Thursday, December 13, 2012

Lindsay WasThisCloseToAnEmmy

I spy with my little eye something to steal ...
This morning, the 93 members of the Hollywood Foreign Press Association failed to make Lindsay Lohan's carcass of a career briefly relevant again and give her something to tweet about.  They didn't nominate her for her amazingly bland portrayal of Elizabeth Taylor in Lifetime Movie Liz & Dick.  She would have been in the ranks of such company as The Tourist, which received three nominations a few years ago, and Pia Zadora, who won a Globe, as well as a Razzie, for Butterfly in 1983.  I'm sure this placed her in a grouchy disposition, enough that fortune tellers and pedestrians better be on the watch for the next 24 or so hours.  Now, instead of attending the Golden Globes in January, she has that postponed court date.  She didn't have any money to buy anyone off, so she is going to have to put off that Emmy and delusions of Oscar for now.
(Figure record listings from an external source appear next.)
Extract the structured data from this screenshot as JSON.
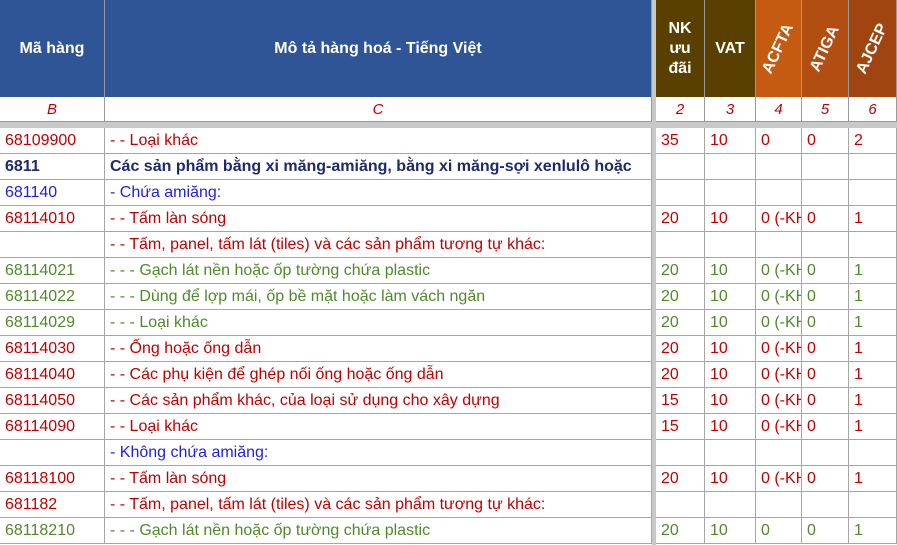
{
  "header": {
    "col_b": "Mã hàng",
    "col_c": "Mô tả hàng hoá - Tiếng Việt",
    "nk": "NK ưu đãi",
    "vat": "VAT",
    "acfta": "ACFTA",
    "atiga": "ATIGA",
    "ajcep": "AJCEP"
  },
  "letters": {
    "b": "B",
    "c": "C",
    "n2": "2",
    "n3": "3",
    "n4": "4",
    "n5": "5",
    "n6": "6"
  },
  "colors": {
    "header_blue": "#2f5597",
    "header_brown": "#5a4000",
    "acfta": "#c55a11",
    "atiga": "#b34e12",
    "ajcep": "#a0450f"
  },
  "rows": [
    {
      "code": "68109900",
      "desc": "- - Loại khác",
      "nk": "35",
      "vat": "10",
      "acfta": "0",
      "atiga": "0",
      "ajcep": "2",
      "style": "red"
    },
    {
      "code": "6811",
      "desc": "Các sản phẩm bằng xi măng-amiăng, bằng xi măng-sợi xenlulô hoặc",
      "nk": "",
      "vat": "",
      "acfta": "",
      "atiga": "",
      "ajcep": "",
      "style": "bold"
    },
    {
      "code": "681140",
      "desc": "- Chứa amiăng:",
      "nk": "",
      "vat": "",
      "acfta": "",
      "atiga": "",
      "ajcep": "",
      "style": "blue"
    },
    {
      "code": "68114010",
      "desc": "- - Tấm làn sóng",
      "nk": "20",
      "vat": "10",
      "acfta": "0 (-KH",
      "atiga": "0",
      "ajcep": "1",
      "style": "red"
    },
    {
      "code": "",
      "desc": "- - Tấm, panel, tấm lát (tiles) và các sản phẩm tương tự khác:",
      "nk": "",
      "vat": "",
      "acfta": "",
      "atiga": "",
      "ajcep": "",
      "style": "red"
    },
    {
      "code": "68114021",
      "desc": "- - - Gạch lát nền hoặc ốp tường chứa plastic",
      "nk": "20",
      "vat": "10",
      "acfta": "0 (-KH",
      "atiga": "0",
      "ajcep": "1",
      "style": "green"
    },
    {
      "code": "68114022",
      "desc": "- - - Dùng để lợp mái, ốp bề mặt hoặc làm vách ngăn",
      "nk": "20",
      "vat": "10",
      "acfta": "0 (-KH",
      "atiga": "0",
      "ajcep": "1",
      "style": "green"
    },
    {
      "code": "68114029",
      "desc": "- - - Loại khác",
      "nk": "20",
      "vat": "10",
      "acfta": "0 (-KH",
      "atiga": "0",
      "ajcep": "1",
      "style": "green"
    },
    {
      "code": "68114030",
      "desc": "- - Ống hoặc ống dẫn",
      "nk": "20",
      "vat": "10",
      "acfta": "0 (-KH",
      "atiga": "0",
      "ajcep": "1",
      "style": "red"
    },
    {
      "code": "68114040",
      "desc": "- - Các phụ kiện để ghép nối ống hoặc ống dẫn",
      "nk": "20",
      "vat": "10",
      "acfta": "0 (-KH",
      "atiga": "0",
      "ajcep": "1",
      "style": "red"
    },
    {
      "code": "68114050",
      "desc": "- - Các sản phẩm khác, của loại sử dụng cho xây dựng",
      "nk": "15",
      "vat": "10",
      "acfta": "0 (-KH",
      "atiga": "0",
      "ajcep": "1",
      "style": "red"
    },
    {
      "code": "68114090",
      "desc": "- - Loại khác",
      "nk": "15",
      "vat": "10",
      "acfta": "0 (-KH",
      "atiga": "0",
      "ajcep": "1",
      "style": "red"
    },
    {
      "code": "",
      "desc": "- Không chứa amiăng:",
      "nk": "",
      "vat": "",
      "acfta": "",
      "atiga": "",
      "ajcep": "",
      "style": "blue"
    },
    {
      "code": "68118100",
      "desc": "- - Tấm làn sóng",
      "nk": "20",
      "vat": "10",
      "acfta": "0 (-KH",
      "atiga": "0",
      "ajcep": "1",
      "style": "red"
    },
    {
      "code": "681182",
      "desc": "- - Tấm, panel, tấm lát (tiles) và các sản phẩm tương tự khác:",
      "nk": "",
      "vat": "",
      "acfta": "",
      "atiga": "",
      "ajcep": "",
      "style": "red"
    },
    {
      "code": "68118210",
      "desc": "- - - Gạch lát nền hoặc ốp tường chứa plastic",
      "nk": "20",
      "vat": "10",
      "acfta": "0",
      "atiga": "0",
      "ajcep": "1",
      "style": "green"
    }
  ]
}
Speaking of buying people off, Zadora's biggest hit stateside (when she wasn't giving audiences gloriously crappy performances, she was giving listeners gloriously crappy songs) was "When the Rain Begins to Fall."  This would be in the spirit of Los Angeles' downpour last night which surprised me at midnight with a leak that flooded by bathroom.  Zadora sings the duet with Jermaine Jackson, and because it was the early-to-mid-80s and someone ambitious had a brilliant idea, they turned it into a mini-movie!  Jackson tries to dress like his more talented brother Michael, flanked by a bunch of brothers wearing black apocalyptic outfits that can only be described as bargain-basement Mad Max-lite.  A gang of crackers wearing white (oh, how symbolically racial!) ride motorbikes on the beach and tread on enemy turf looking for a bar.  Tensions rise, and Zadora sells Whitey out by trying to get a piece of chocolate love, setting off a firestorm of a dance-fight.  Think trashy West Side Story with synthesizer accompaniment.  Once Zadora gets what she came for, she ditches Jermaine, because it's the 80s and she was married to a white multimillionaire, so he had to be happy with the ending.  Or, maybe she was just saving Jermaine for Tootie from The Facts of Life, who, you know, loved Jermaine so much, she made a ginormous God-awful paper maché sculpture of his head that got mistaken for a bomb and ended up in a dumpster.  Rejection is a bitch.  Ask Lindsay today.  But, wear a helmet.